O Brasil mandou seu passado para
o lixo e quis se parecer com todos os outros. Não foi imediato, claro, porque a
genética não se salva nem se altera em meia hora, mas começou a dar pistas. Na
Copa do Mundo de 90 foi incorporado um defensor líbero, que então só era um
pecado alemão e daqueles que só podem sobreviver com um amontoado na defesa e
cruzando os dedos. Já foi uma chatice, embora de algum lamaçal dava para tirar
algumas reputações como Alemão, Jorginho, Branco, Careca ou Muller. O problema
é que Dunga já se mostrava como o símbolo do nada.

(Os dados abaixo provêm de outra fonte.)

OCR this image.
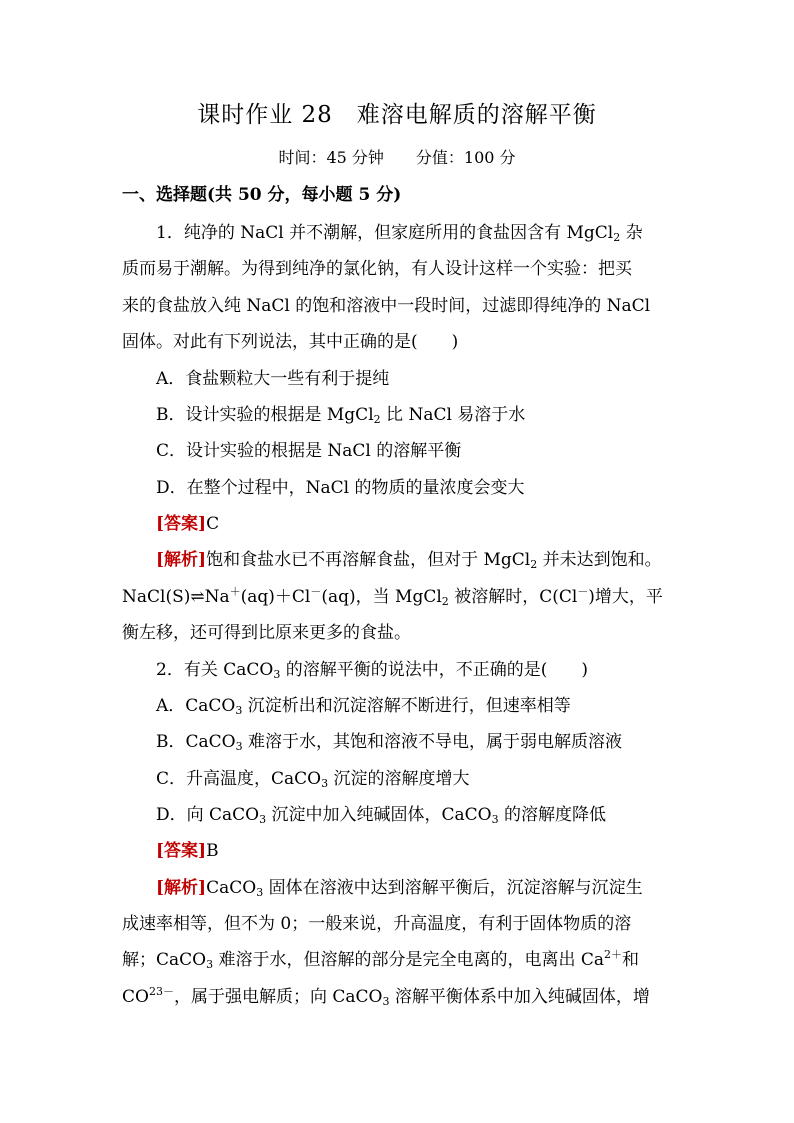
课时作业 28　难溶电解质的溶解平衡
时间：45 分钟　　分值：100 分
一、选择题(共 50 分，每小题 5 分)
1．纯净的 NaCl 并不潮解，但家庭所用的食盐因含有 MgCl$_2$ 杂
质而易于潮解。为得到纯净的氯化钠，有人设计这样一个实验：把买
来的食盐放入纯 NaCl 的饱和溶液中一段时间，过滤即得纯净的 NaCl
固体。对此有下列说法，其中正确的是(　　)
A．食盐颗粒大一些有利于提纯
B．设计实验的根据是 MgCl$_2$ 比 NaCl 易溶于水
C．设计实验的根据是 NaCl 的溶解平衡
D．在整个过程中，NaCl 的物质的量浓度会变大
[答案]C
[解析]饱和食盐水已不再溶解食盐，但对于 MgCl$_2$ 并未达到饱和。
NaCl(S)⇌Na＋(aq)＋Cl－(aq)，当 MgCl$_2$ 被溶解时，C(Cl－)增大，平
衡左移，还可得到比原来更多的食盐。
2．有关 CaCO$_3$ 的溶解平衡的说法中，不正确的是(　　)
A．CaCO$_3$ 沉淀析出和沉淀溶解不断进行，但速率相等
B．CaCO$_3$ 难溶于水，其饱和溶液不导电，属于弱电解质溶液
C．升高温度，CaCO$_3$ 沉淀的溶解度增大
D．向 CaCO$_3$ 沉淀中加入纯碱固体，CaCO$_3$ 的溶解度降低
[答案]B
[解析]CaCO$_3$ 固体在溶液中达到溶解平衡后，沉淀溶解与沉淀生
成速率相等，但不为 0；一般来说，升高温度，有利于固体物质的溶
解；CaCO$_3$ 难溶于水，但溶解的部分是完全电离的，电离出 $Ca^{2+}$和
$CO^{23-}$，属于强电解质；向 CaCO$_3$ 溶解平衡体系中加入纯碱固体，增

Quatro anos depois, nos Estados
Unidos 94, ficou patenteado o invento do quadrado mágico, para desmaio de Didi,
Gerson, Rivelino e companhia, que sempre foram mágicos sem geometrias. Aquela
ortopedia consistia em dois centrais robustos e dois meias defensores como
guardiães. Um deles era Dunga, o outro era o
excelente, Mauro Silva, mas com o tempo sua estrela abriu o caminho
para uma coluna de canseiras, uma heresia. Romário e Bebeto conseguiram chegar
a brindar depois de uma final chatíssima. O Brasil caminhava na direção
contrária à sua história, mas ainda tinha alguns recursos, como Ronaldo para
chegar à final da França 98, ou a do próprio Fenômeno junto a Rivaldo e
Ronaldinho, que colocaram Scolari no trono em 2002.
A imparável queda para a
mediocridade engoliu Ronaldinho e Kaká em 2006. A deriva fez com que, na África
do Sul, o peso do jogo recaísse sobre Kleberson, Felipe Melo e Gilberto Silva.
Havia poucos apoios, mas o técnico Menezes, com o volante nas mãos, não
conseguiu com o ouro em Londres 2012 e Scolari voltou a tempo de se proclamar o
bravo vingador do Maracanazo, como um Felipão curtido pela Europa. A Copa das
Confederações de 2013 foi uma miragem, por mais que a Brasil deixasse de
joelhos uma Espanha com poucas pernas e a cabeça em outro lugar. A Copa do
Mundo é outra história e as exigências são maiores.
No final da surra recebida
da Alemanha, Scolari afirmou também que a própria seleção alemã fracassou em
sua Copa de 2006 e na Eurocopa de 2008, mas manteve o grupo de jogadores. Tenta
enganar, porque aquela Alemanha mergulhou no melhor de seu passado, no modelo
de Overath e não se deixou tentar pela ideia de hercúleos atletas convertidos
em jogadores com os pés deslocados. O resultado é esta brilhante geração criada
e esperada, até voltar a uma final 24 anos depois. A Espanha, por seu lado,
partiu de 2008 com o modelo definido e, apesar do baque nesta Copa, bendita
traição a seu furioso e irrelevante passado. No Brasil, o
passado era único, mas os Scolaris concorrem para
governar o futuro. Isso é ainda mais inquietante que o 1-7. Um resultado
traumático que deveria servir para impugnar para sempre o que o Brasil não é
mais. A canarinha deve isso ao Brasil e ao futebol mundial, ao que seus
antepassados fizeram tão bem. O de agora matava por ser uma úlcera e, desde a
terça, por pena. O melhor consolo: visitar o Museu do Futebol brasileiro,
a melhor futbolteca do mundo. Será que Scolari visitou?